Florbetapir, also known as AV-45 and which Eli Lilly has branded Amyvid, is an imaging agent which binds to the characteristic beta-amyloid plaques found in the brains of Alzheimer’s patients. This essentially dyes the plaques, which can then be seen on a PET scan.
Rather than resulting in an Alzheimer’s diagnosis, Amyvid will help doctors rule out the degenerative brain disease. For although there is much differing opinion on the role the beta-amyloid plaques actually play in causing the disease and its progression, their presence is widely believed to be a hallmark.
As such, if these protein tangles do not show up on a scan, Alzheimer’s can be ruled out as a reason for dementia.
Analyzing the brain scans was always going to be the tricky part, and this indeed is what caused the FDA’s experts to withhold support at this stage. They voted 13 to 3 against approval at this stage, saying interpretation of the scans was inconsistent, and a proper training program needed.
However, they unanimously said the tool should be made available if Lilly can show interpretation of the data can be improved (Event – Eli Lilly’s breakthrough Alzheimer’s diagnostic awaits adcom recommendation, January 12, 2011).
Lilly paid $300m for Avid Radiopharmaceuticals, the maker of Amyvid, last year, and will pay what is likely to be a chunky milestone on approval (Eli Lilly snaps up leading Alzheimer's diagnostic, November 8, 2010). Although a complete response letter is now likely, due by the end of April, Lilly is likely to push on quickly with attempts to appease the FDA.

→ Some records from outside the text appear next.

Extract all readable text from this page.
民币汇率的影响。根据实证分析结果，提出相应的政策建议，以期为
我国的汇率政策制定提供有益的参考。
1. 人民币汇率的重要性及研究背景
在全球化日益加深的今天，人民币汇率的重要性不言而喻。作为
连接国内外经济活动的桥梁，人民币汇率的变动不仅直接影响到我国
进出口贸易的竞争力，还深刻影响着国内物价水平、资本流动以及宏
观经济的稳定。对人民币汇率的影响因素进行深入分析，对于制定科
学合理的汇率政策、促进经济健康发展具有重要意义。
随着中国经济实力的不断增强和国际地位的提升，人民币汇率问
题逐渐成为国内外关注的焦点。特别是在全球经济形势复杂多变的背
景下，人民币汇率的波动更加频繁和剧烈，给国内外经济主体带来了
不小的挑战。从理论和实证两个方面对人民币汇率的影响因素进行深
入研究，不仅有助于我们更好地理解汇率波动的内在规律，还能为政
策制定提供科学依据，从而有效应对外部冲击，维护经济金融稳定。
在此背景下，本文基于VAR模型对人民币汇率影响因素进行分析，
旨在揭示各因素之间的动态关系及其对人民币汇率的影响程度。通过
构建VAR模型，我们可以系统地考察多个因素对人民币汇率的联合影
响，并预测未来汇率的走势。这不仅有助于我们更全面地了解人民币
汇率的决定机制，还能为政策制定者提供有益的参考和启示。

Access to PET scanners is limited, and with the cost of a scan already around $6,000, adding Amyvid to the process does not make for a cheap diagnostic tool. This will hamper uptake, particularly while treatment options for dementias remain limited, especially for early stages of the disease. Analysts covering Eli Lilly do not appear to have assigned any sales to the product yet.
Amyvid, and other Alzheimer’s and dementia diagnostics, will really come into their own when therapies become available and early diagnosis becomes more important, although it is possible that simpler tools will be available by then, blood tests for example.
In the meantime, with a lot of research into therapies that target beta-amyloid, Amyvid could well find an important role in clinical trials. Eli Lilly has one of the most advanced agents pursuing this avenue, solanezumab, which breaks up the beta-amyloid clumps. Amyvid should be able to track this happening.
It will be interesting to see how FDA endorsement of an Alzheimer’s imaging agent, should it come, helps steer the direction of beta-amyloid research.